Protect yourself from surprise out-of-network medical bills

Avoid if possible—raise a stink if not

Published: October 03, 2014 08:00 PM

Getting medical care from a doctor, hospital, or lab outside of your plan's provider network can run up ruinous medical bills. But you can be blindsided by surprise out-of-network charges in emergency rooms or hospitals staffed with doctors who don't participate in the same plans the hospital accepts. Here are six ways to protect yourself.

  1. Understand your health insurance. OK, it’s not a fun read, but take the time to familiarize yourself with your health plan's rules. If your plan is a Health Maintenance Organization (HMO) or a Exclusive Provider Organization (EPO), you will not have any coverage for out of network care except for emergencies when you are outside the plan’s service area or for hard-to-find treatments for rare conditions. You should also find out if you need advance approval for tests, elective procedures, or specialist visits—even when you plan to go to an in-network doctor. Your plan’s Summary of Benefits and Coverage will have this information.
  2. Stay in network if you can. Network providers have agreed to accept the negotiated health plan price as payment in full. This is a big savings for you, compared to going out-of-network.  Even if you have a Preferred Provider Organization (PPO) or Point-of-Service (POS) plan that covers some out-of-network costs, there is no limit on the balance for which the doctor can bill you.
  3. Don’t rely solely on the health plan’s online provider directory to find in-network hospitals, doctors and labs. These directories can contain errors or become out-of-date. Call your health plan to confirm.
  4. If you are having surgery, tell the surgeon and hospital you want to use only providers that accept your insurance. It may not work, but it never hurts to try.
  5. If no network provider is available, complain. Health plans are legally required to maintain “adequate” networks of providers. If yours has not done this, ask the company to let you use an out-of-network provider at the in-network rate. If you don’t get a satisfactory answer, complain to your state insurance department.
  6. If you get a surprise bill, fight back. Ask the doctor to lower your bill and ask your insurance company to help you resolve the situation. If you have insurance through a large employer, ask your human resources department for help. If this doesn't work, complain to your state insurance department or Attorney General's office. Even if they can't help directly, your complaint will help them identify patterns of abusive billing practices. And finally, share your story with us here at Consumer Reports.
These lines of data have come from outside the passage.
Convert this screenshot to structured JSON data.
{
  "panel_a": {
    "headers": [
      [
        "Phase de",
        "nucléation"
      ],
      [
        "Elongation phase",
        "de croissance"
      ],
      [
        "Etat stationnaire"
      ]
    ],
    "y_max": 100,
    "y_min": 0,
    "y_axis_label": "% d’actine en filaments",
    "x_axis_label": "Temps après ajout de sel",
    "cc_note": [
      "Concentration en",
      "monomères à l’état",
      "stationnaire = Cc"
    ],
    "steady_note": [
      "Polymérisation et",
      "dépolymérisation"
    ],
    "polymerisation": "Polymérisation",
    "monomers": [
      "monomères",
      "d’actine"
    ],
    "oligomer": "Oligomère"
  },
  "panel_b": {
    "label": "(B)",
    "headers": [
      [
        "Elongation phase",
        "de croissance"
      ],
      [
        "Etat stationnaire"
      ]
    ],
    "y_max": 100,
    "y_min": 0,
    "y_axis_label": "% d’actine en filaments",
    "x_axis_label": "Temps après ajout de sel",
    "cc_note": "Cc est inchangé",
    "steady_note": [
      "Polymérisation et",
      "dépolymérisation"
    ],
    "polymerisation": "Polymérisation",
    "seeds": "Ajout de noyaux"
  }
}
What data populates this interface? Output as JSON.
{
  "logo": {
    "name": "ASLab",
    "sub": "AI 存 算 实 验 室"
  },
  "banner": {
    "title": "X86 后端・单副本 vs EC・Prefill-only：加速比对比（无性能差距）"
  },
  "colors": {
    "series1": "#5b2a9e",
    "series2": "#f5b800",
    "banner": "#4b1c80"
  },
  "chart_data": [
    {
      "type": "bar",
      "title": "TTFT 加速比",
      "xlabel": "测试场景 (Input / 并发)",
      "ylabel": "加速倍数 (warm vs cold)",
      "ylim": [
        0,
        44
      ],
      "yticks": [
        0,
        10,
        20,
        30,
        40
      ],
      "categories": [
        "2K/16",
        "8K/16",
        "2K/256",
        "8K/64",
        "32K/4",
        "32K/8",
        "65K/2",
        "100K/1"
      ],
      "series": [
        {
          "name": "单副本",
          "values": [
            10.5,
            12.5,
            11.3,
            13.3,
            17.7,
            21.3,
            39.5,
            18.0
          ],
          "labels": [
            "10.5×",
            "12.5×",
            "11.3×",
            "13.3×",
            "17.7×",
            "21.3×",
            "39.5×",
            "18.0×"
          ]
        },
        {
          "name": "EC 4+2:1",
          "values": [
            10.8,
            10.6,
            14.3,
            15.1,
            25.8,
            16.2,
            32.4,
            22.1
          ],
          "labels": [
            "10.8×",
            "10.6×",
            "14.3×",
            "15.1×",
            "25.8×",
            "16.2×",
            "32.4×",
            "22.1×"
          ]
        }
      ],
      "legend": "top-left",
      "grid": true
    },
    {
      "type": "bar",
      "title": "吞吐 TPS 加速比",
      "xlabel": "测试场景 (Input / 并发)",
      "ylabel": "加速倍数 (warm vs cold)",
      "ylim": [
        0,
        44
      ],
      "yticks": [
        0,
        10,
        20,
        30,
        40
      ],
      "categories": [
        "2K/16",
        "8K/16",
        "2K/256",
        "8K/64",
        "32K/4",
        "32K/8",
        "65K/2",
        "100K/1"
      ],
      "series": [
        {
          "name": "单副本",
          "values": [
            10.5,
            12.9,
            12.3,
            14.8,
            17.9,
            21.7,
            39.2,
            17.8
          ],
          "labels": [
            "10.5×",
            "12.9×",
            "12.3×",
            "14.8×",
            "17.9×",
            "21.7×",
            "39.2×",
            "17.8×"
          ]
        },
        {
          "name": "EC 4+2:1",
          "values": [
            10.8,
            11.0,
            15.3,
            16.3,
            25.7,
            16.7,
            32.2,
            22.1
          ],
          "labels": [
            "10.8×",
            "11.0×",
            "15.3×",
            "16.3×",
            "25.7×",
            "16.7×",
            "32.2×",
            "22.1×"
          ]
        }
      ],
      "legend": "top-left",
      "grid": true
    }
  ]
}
Good news for New Yorkers!

New York State residents will soon have the nation's strongest protections against surprise out-of-network bills, thanks to a new law that takes effect on April 1, 2015.


Instead of being left on their own to battle with bill collectors, consumers who get hit with surprise bills will hand them off to an independent arbitrator who will decide how much the insurer will have to pay the provider.